Gender of a noun means its state of being male or female or being neither.
- The man standing near the car is its driver.
- A scorpion stung the little boy.
- Where is your mother?
- He was as steady as a rock even in times of trouble.
- She has a complexion as white as milk.
- The ball rolled into a pool of water.
- Sparrows are not seen around anymore.
- Do not touch the sword. It is very sharp.
- Respect your teacher as you would respect your parents.
The highlighted words (man, car, driver, scorpion, boy, mother, he, rock, she, milk, ball, pool of water, sparrows, sword, it, teacher and parents) in the above sentences are either nouns or pronouns.

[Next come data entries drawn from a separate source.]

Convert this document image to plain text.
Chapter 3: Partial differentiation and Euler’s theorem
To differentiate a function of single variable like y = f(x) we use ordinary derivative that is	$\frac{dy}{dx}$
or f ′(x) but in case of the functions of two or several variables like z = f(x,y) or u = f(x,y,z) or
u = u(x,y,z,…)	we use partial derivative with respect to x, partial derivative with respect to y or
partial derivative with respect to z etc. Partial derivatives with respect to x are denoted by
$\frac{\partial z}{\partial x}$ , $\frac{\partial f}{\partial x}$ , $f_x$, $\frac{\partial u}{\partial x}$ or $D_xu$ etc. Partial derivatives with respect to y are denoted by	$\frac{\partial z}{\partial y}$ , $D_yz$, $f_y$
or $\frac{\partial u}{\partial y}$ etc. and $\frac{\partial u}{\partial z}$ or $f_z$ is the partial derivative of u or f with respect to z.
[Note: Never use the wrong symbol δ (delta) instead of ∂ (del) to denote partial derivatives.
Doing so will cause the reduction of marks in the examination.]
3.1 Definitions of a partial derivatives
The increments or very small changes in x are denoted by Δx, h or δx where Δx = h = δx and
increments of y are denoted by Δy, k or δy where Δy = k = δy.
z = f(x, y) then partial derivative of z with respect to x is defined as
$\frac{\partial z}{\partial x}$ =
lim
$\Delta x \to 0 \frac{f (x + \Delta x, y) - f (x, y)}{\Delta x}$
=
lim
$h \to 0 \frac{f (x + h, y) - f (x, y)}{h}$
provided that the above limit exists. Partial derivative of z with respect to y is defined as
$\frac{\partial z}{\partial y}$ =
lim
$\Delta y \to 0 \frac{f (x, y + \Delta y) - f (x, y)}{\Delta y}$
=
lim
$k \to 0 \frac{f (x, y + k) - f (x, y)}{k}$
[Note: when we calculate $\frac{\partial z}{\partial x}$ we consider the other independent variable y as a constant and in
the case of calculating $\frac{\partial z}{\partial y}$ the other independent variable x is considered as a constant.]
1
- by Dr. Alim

Of these, man, boy and he indicate males; mother and she indicate females; driver, scorpion, sparrows, teacher and parents are words common for both sexes; and car, rock, milk, ball, pool of water, sword and it indicate non-living things. Here, these broad divisions — males, females, common sex and non-living things — indicate separate gender categories.
The above discussion brings forth four different genders (or categories based on sex) among nouns and pronouns: masculine, feminine, common, and neuter.
1. Masculine Gender
The names of male animals or persons are said to be of the Masculine Gender.
Example: man, boy, lion, hero, king, father, servant etc.
2. Feminine Gender
The names of female animals or persons are said to be of the Feminine Gender.
Example: woman, girl, lioness, maid, queen, mother, etc.
3. Common Gender
The name, of things that indicate either the masculine or the feminine are said to be of the Common Gender.
Example: baby, child, cousin, servant, parent, friend, pupil, person, student, orphan, monarch, relation, teacher, deer, sheep, calf, neighbour.
4. Neuter Gender
The names of things that are neither male nor female (i.e., things without life) are said to be of the Neuter Gender.
Example: book, table, chair, tree, pen, stone.